Polling from the Associated Press and NORC Center for Public Affairs Research shows many Americans in support of stricter regulations around guns.
The data showed a whopping 79 percent in favor of a federal law demanding universal background checks for gun purchases, a policy that has repeatedly faced opposition from Republicans in elected office.
“So-called universal background checks will not prevent crime and will turn otherwise law-abiding citizens into criminals,” Sen. Chuck Grassley (R-Iowa) claimed amid debate in the Senate after a mass shooting at a Michigan school perpetrated by a teenager. Grassley’s simplistic description fails to incorporate that the same claim of logic could be applied to just about anything. Yes, if you fail to abide by a single piece of some law, you could be deemed a criminal, even if you never came close to breaking a single other law in your life. Is that a reason to just not impose any laws?

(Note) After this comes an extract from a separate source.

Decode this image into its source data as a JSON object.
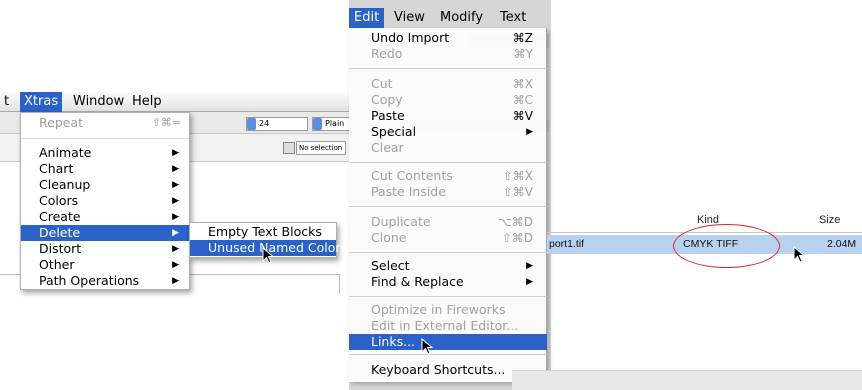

In the AP-NORC polling, which was completed August 14, 64 percent from the overall total specifically said they strongly support the idea of universal background checks, while an additional 15 percent said they somewhat backed the concept. Only 28 percent identified “protecting the right to own guns” as “extremely important” to them, while 62 percent described stopping mass shootings as such.
This area adds to the concerns around which Republicans in elected office are often out of step with so many Americans, another major example being abortion. Polls show many, many Americans in favor of rights to an abortion beyond the vision harbored and pushed by GOP leaders in many states. Their restrictions include exceptions for situations involving a threat to the pregnant person’s health or circumstances like rape and incest, though even in these situations, exceptions don’t automatically mean help for these individuals. Serious concerns have circulated about the possibility, for instance, of a pregnant person whose health is threatened facing mounting impacts as the health care professionals dealing with their case grapple with whether the individual situation is serious enough to warrant the exception.